What Goal Mode actually does

Goal Mode lets you hand Kimi a goal and have it keep working toward that goal on its own. Instead of answering a single turn, Kimi saves the goal as a persistent state and, at the end of each round, decides what to do next: whether the goal is complete, blocked, paused, or ready to continue into another round. As long as your computer stays on, a goal can keep running across many rounds without you starting over each time.

This is a meaningful shift from how most AI tools work. Standard agent sessions are stateless -- you prompt, it responds, the context resets. Goal Mode breaks that pattern by treating the objective as a persistent first-class entity with its own lifecycle. The agent tracks whether it's making progress, what's blocking it, and what the next logical step is -- all without you having to re-engage after every step.
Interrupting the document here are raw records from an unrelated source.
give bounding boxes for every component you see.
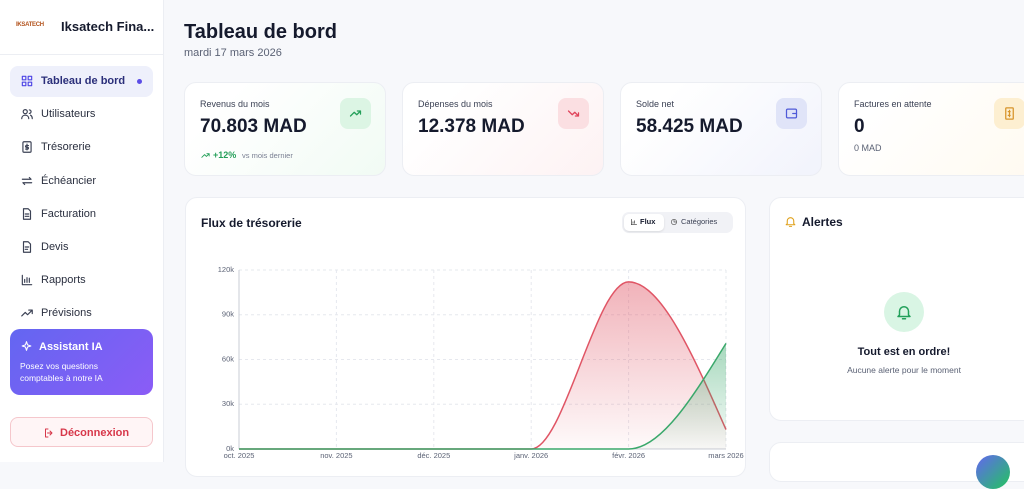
sparkle-icon [21, 341, 32, 351]
area-fill [239, 343, 726, 449]
stat-icon-glyph [349, 110, 362, 117]
stat-value: 58.425 MAD [636, 116, 743, 137]
stat-label: Dépenses du mois [418, 99, 493, 109]
nav-icon [21, 274, 33, 286]
empty-icon [884, 292, 924, 332]
stat-note: vs mois dernier [242, 151, 293, 160]
tab-label[interactable]: Flux [640, 217, 656, 226]
alerts-title: Alertes [802, 215, 843, 229]
x-tick-label: déc. 2025 [417, 451, 450, 460]
nav-icon [21, 109, 33, 120]
nav-icon [21, 75, 33, 87]
chat-bubble[interactable] [976, 455, 1010, 489]
stat-icon [994, 98, 1024, 129]
nav-icon [22, 241, 32, 253]
stat-icon [340, 98, 371, 129]
stat-value: 70.803 MAD [200, 116, 307, 137]
chart-card: Flux de trésorerie Flux Catégories 0k 30k 60k… [185, 197, 746, 477]
stat-trend: +12% [213, 150, 237, 160]
empty-title: Tout est en ordre! [857, 346, 951, 358]
assistant-text: Posez vos questions comptables à notre I… [20, 361, 103, 383]
x-tick-label: nov. 2025 [320, 451, 352, 460]
active-dot [137, 79, 142, 84]
nav-item[interactable]: Facturation [10, 199, 153, 230]
stat-card: Factures en attente 0 0 MAD [838, 82, 1024, 176]
nav-icon [21, 176, 33, 185]
stat-value: 12.378 MAD [418, 116, 525, 137]
nav-item[interactable]: Rapports [10, 265, 153, 296]
nav-item[interactable]: Tableau de bord [10, 66, 153, 97]
bell-icon [785, 217, 796, 227]
trend-icon [201, 153, 210, 158]
empty-text: Aucune alerte pour le moment [847, 365, 961, 375]
stat-icon-glyph [1005, 107, 1014, 120]
nav-icon [21, 309, 33, 317]
stat-label: Factures en attente [854, 99, 932, 109]
nav-label: Facturation [41, 207, 97, 220]
assistant-title: Assistant IA [39, 341, 103, 353]
nav-item[interactable]: Prévisions [10, 298, 153, 329]
assistant-card[interactable]: Assistant IA Posez vos questions comptabl… [10, 329, 153, 395]
tab-icon [631, 219, 637, 225]
x-tick-label: oct. 2025 [224, 451, 255, 460]
nav-label: Devis [41, 241, 69, 253]
page-title: Tableau de bord [184, 21, 337, 43]
nav-item[interactable]: Utilisateurs [10, 99, 153, 130]
stat-icon [558, 98, 589, 129]
nav-label: Trésorerie [41, 141, 91, 154]
stat-icon [776, 98, 807, 129]
page-date: mardi 17 mars 2026 [184, 47, 282, 59]
nav-icon [22, 141, 32, 154]
tab-icon [671, 219, 677, 225]
sidebar: IKSATECH Iksatech Fina... Tableau de bord U… [0, 0, 164, 462]
nav-icon [22, 207, 32, 220]
stat-value: 0 [854, 116, 865, 137]
divider [0, 54, 163, 55]
tab-flux[interactable] [624, 214, 664, 231]
x-tick-label: févr. 2026 [612, 451, 645, 460]
stat-card: Dépenses du mois 12.378 MAD [402, 82, 604, 176]
stat-label: Revenus du mois [200, 99, 270, 109]
stat-label: Solde net [636, 99, 675, 109]
nav-item[interactable]: Échéancier [10, 166, 153, 197]
tab-label[interactable]: Catégories [681, 217, 718, 226]
y-tick-label: 0k [226, 444, 234, 453]
x-tick-label: mars 2026 [708, 451, 743, 460]
y-tick-label: 60k [222, 354, 234, 363]
logout-label: Déconnexion [60, 427, 130, 439]
chart: 0k 30k 60k 90k 120k oct. 2025 nov. 2025 déc. 20… [218, 265, 744, 460]
stat-icon-glyph [567, 110, 580, 117]
x-tick-label: janv. 2026 [513, 451, 548, 460]
area-fill [239, 281, 726, 449]
nav-label: Rapports [41, 274, 86, 287]
nav-label: Prévisions [41, 307, 92, 320]
stat-icon-glyph [785, 108, 798, 119]
nav-item[interactable]: Trésorerie [10, 132, 153, 163]
nav-item[interactable]: Devis [10, 232, 153, 263]
logout-button[interactable]: Déconnexion [10, 417, 153, 447]
series-line [239, 342, 727, 450]
stat-card: Solde net 58.425 MAD [620, 82, 822, 176]
logo: IKSATECH [16, 22, 44, 28]
alerts-card: Alertes Tout est en ordre! Aucune alerte p… [769, 197, 1024, 421]
bell-icon [897, 306, 911, 320]
nav-label: Échéancier [41, 174, 97, 187]
chart-tabs: Flux Catégories [622, 212, 733, 233]
brand: Iksatech Fina... [61, 19, 155, 34]
y-tick-label: 90k [222, 310, 234, 319]
nav-label: Tableau de bord [41, 75, 126, 87]
nav-label: Utilisateurs [41, 108, 96, 121]
stat-sub: 0 MAD [854, 143, 882, 153]
stat-card: Revenus du mois 70.803 MAD +12% vs mois der… [184, 82, 386, 176]
logout-icon [45, 428, 53, 438]
y-tick-label: 120k [218, 265, 235, 274]
y-tick-label: 30k [222, 399, 234, 408]
chart-title: Flux de trésorerie [201, 216, 302, 230]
Rather than returning a one-shot answer, Kimi Work operates as a workflow loop: it assigns and executes sub-tasks across its agent swarm, verifies the results, and feeds them back into the next round of work. The entire process remains observable and open to human intervention.

The engine underneath

Kimi Work runs on Kimi K2.6, a roughly 1-trillion-parameter mixture-of-experts model with about 32 billion active parameters per token, a 256K-token context window, and an Agent Swarm system that scales to 300 sub-agents across up to 4,000 coordinated steps. Mixture-of-Experts (MoE) is an architecture where only a fraction of the model's parameters activate for any given input -- it lets you get the capability of a massive model without paying the full compute cost at inference time.

The 300-agent ceiling is a threefold increase from the 100-agent ceiling of its predecessor, Kimi K2.5. K2.6 can manage workflows spanning roughly 4,000 steps, up from 1,500 steps with K2.5. That's the difference between an AI that can draft a memo and one that can research a topic across multiple sources, cross-reference data, build a spreadsheet, write a summary, and schedule a follow-up meeting.